As Diniz recalls, “Everything that happens in Maré affects the city.” The main access routes to downtown Rio—the Linha Amarela, Linha Vermelha, and Avenida Brasil highways—all go through Maré and are used by around a million people each day, in addition to the 140,000 who live in Complexo da Maré.
“So it’s not just about preserving memory within the community. In addition to being a process oriented towards the community, it’s also about promoting a dialogue with the city,” says Diniz. “Maré is a place of memory, history, and identity. We are going to enshrine this in the community.”
Over the next six months, Maré’s Open-Air Museum will undertake a number of activities, including azulejo tile workshops for children and conversation circles with Maré’s griots—a group composed of women from the favela, led by Onã. There are already plans to start making guidebooks. The organizers hope to begin scheduling visits in January of next year.

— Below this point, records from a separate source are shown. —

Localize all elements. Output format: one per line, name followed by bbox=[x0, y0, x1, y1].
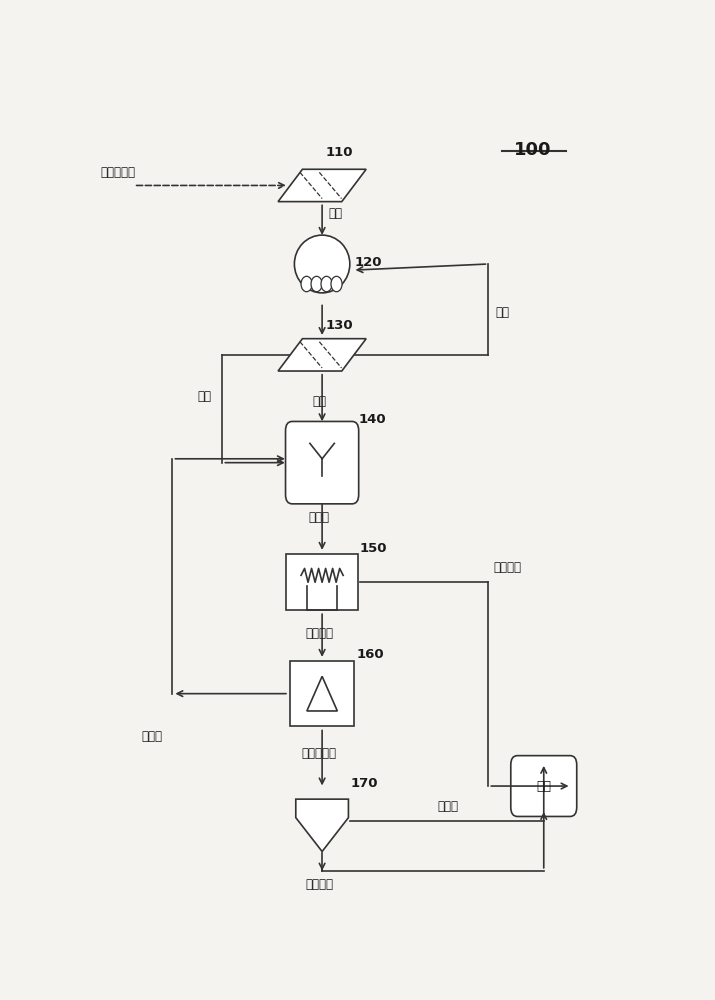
Text: 110: 110 bbox=[326, 146, 353, 159]
Circle shape bbox=[321, 276, 332, 292]
Text: 结束: 结束 bbox=[536, 780, 551, 793]
Polygon shape bbox=[278, 339, 366, 371]
Text: 黑色金属: 黑色金属 bbox=[494, 561, 522, 574]
Circle shape bbox=[301, 276, 312, 292]
Bar bbox=[290, 661, 354, 726]
Text: 有色金属: 有色金属 bbox=[305, 627, 333, 640]
Circle shape bbox=[331, 276, 342, 292]
Ellipse shape bbox=[295, 235, 350, 293]
Text: 160: 160 bbox=[357, 648, 384, 661]
Text: 底料: 底料 bbox=[312, 395, 326, 408]
FancyBboxPatch shape bbox=[285, 421, 359, 504]
Text: 筛渣: 筛渣 bbox=[329, 207, 342, 220]
Text: 140: 140 bbox=[358, 413, 386, 426]
Polygon shape bbox=[278, 169, 366, 202]
Text: 筛渣: 筛渣 bbox=[495, 306, 509, 319]
Text: 金属富集体: 金属富集体 bbox=[302, 747, 337, 760]
Polygon shape bbox=[307, 676, 337, 711]
Text: 120: 120 bbox=[354, 256, 382, 269]
Text: 轻级分: 轻级分 bbox=[142, 730, 162, 742]
Circle shape bbox=[311, 276, 322, 292]
Text: 轻级分: 轻级分 bbox=[309, 511, 330, 524]
Text: 170: 170 bbox=[351, 777, 378, 790]
Text: 焚烧炉灰烬: 焚烧炉灰烬 bbox=[100, 166, 135, 179]
Text: 100: 100 bbox=[514, 141, 551, 159]
FancyBboxPatch shape bbox=[511, 756, 577, 816]
Text: 贵金属: 贵金属 bbox=[438, 800, 458, 813]
Text: 其它金属: 其它金属 bbox=[305, 878, 333, 891]
Text: 130: 130 bbox=[326, 319, 354, 332]
Text: 150: 150 bbox=[360, 542, 388, 555]
Polygon shape bbox=[296, 799, 348, 852]
Text: 底料: 底料 bbox=[197, 390, 212, 403]
Bar bbox=[286, 554, 358, 610]
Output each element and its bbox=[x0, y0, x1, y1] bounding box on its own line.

Miriane Peregrino is a researcher, community journalist, and teacher with a master’s degree in literature from the State University of Rio de Janeiro (UERJ). In 2013, she created the Literatura Comunica! (“Literature Speaks!”) literacy project, which is active in schools, community libraries, and cultural centers. She moved to Rio de Janeiro from the interior of Rio state, where she was born, and currently lives in Vila do Pinheiro, Maré.